Nororganic failure to thrive, which occurs in infants who lack affection and stimulation, illustrates the importance of these factors in normal physcial growth.
Piaget's Cognitive -Developmental
In Piaget’s theory, by acting directly on the environment, children move through four stages in which psychological structures, or schemes, achieve a better fir with external reality.Schemes change in two ways: through adaptation, which is made up of two complementary activities—assimilation and accommodation—and through organization, the internal rearrangement of schemes into a strongly interconnected cognitive system.
Language Development
According to the behaviorist perspective, parents train children in language skills through operant conditioning and imitation. Behaviorism, however, has difficulty accounting for children‘s novel utterances.

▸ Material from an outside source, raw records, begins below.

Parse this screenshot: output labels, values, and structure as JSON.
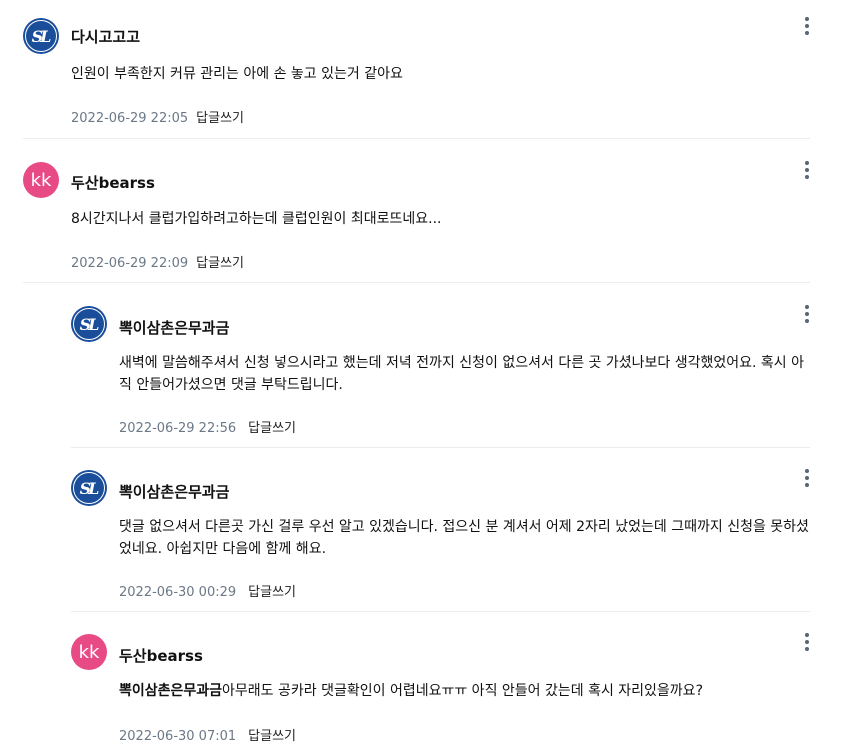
{
  "comments": [
    {
      "nickname": "다시고고고",
      "avatar_type": "logo",
      "avatar_text": "SL",
      "mention": "",
      "text": "인원이 부족한지 커뮤 관리는 아에 손 놓고 있는거 같아요",
      "date": "2022-06-29 22:05",
      "reply_label": "답글쓰기"
    },
    {
      "nickname": "두산bearss",
      "avatar_type": "letters",
      "avatar_text": "kk",
      "mention": "",
      "text": "8시간지나서 클럽가입하려고하는데 클럽인원이 최대로뜨네요...",
      "date": "2022-06-29 22:09",
      "reply_label": "답글쓰기"
    },
    {
      "nickname": "뽁이삼촌은무과금",
      "avatar_type": "logo",
      "avatar_text": "SL",
      "mention": "",
      "text": "새벽에 말씀해주셔서 신청 넣으시라고 했는데 저녁 전까지 신청이 없으셔서 다른 곳 가셨나보다 생각했었어요. 혹시 아직 안들어가셨으면 댓글 부탁드립니다.",
      "date": "2022-06-29 22:56",
      "reply_label": "답글쓰기"
    },
    {
      "nickname": "뽁이삼촌은무과금",
      "avatar_type": "logo",
      "avatar_text": "SL",
      "mention": "",
      "text": "댓글 없으셔서 다른곳 가신 걸루 우선 알고 있겠습니다. 접으신 분 계셔서 어제 2자리 났었는데 그때까지 신청을 못하셨었네요. 아쉽지만 다음에 함께 해요.",
      "date": "2022-06-30 00:29",
      "reply_label": "답글쓰기"
    },
    {
      "nickname": "두산bearss",
      "avatar_type": "letters",
      "avatar_text": "kk",
      "mention": "뽁이삼촌은무과금",
      "text": "아무래도 공카라 댓글확인이 어렵네요ㅠㅠ 아직 안들어 갔는데 혹시 자리있을까요?",
      "date": "2022-06-30 07:01",
      "reply_label": "답글쓰기"
    }
  ],
  "colors": {
    "logo_avatar_bg": "#1a4e9a",
    "letters_avatar_bg": "#e84a86",
    "date_text": "#6b7886",
    "divider": "#ececec"
  }
}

Erikson's Theory of Infant and Toddler Personality
According to Erikson, warm, responsive care giving leads infants to resolve the psychological conflict of basic trust versus mistrust on the positive side. During toddlerhood, the conflict of autonomy versus shame and doubt is resolved favorably when parents provide appropriate guidance and reasonable choices. If children emerge from the first few years without sufficient trust and autonomy, the seeds are sown for adjustment problems.
Personal experience of infancy and toddlerhood
I couldnt really remember anything, so i had to call my mom and ask her. She said i started walking when i was about 10 months old... and other than that, my mom said she doesn't really remember anything... She said i used to pee on my body(of course i was laying down) and my mom was always with me which I really thank her for doing.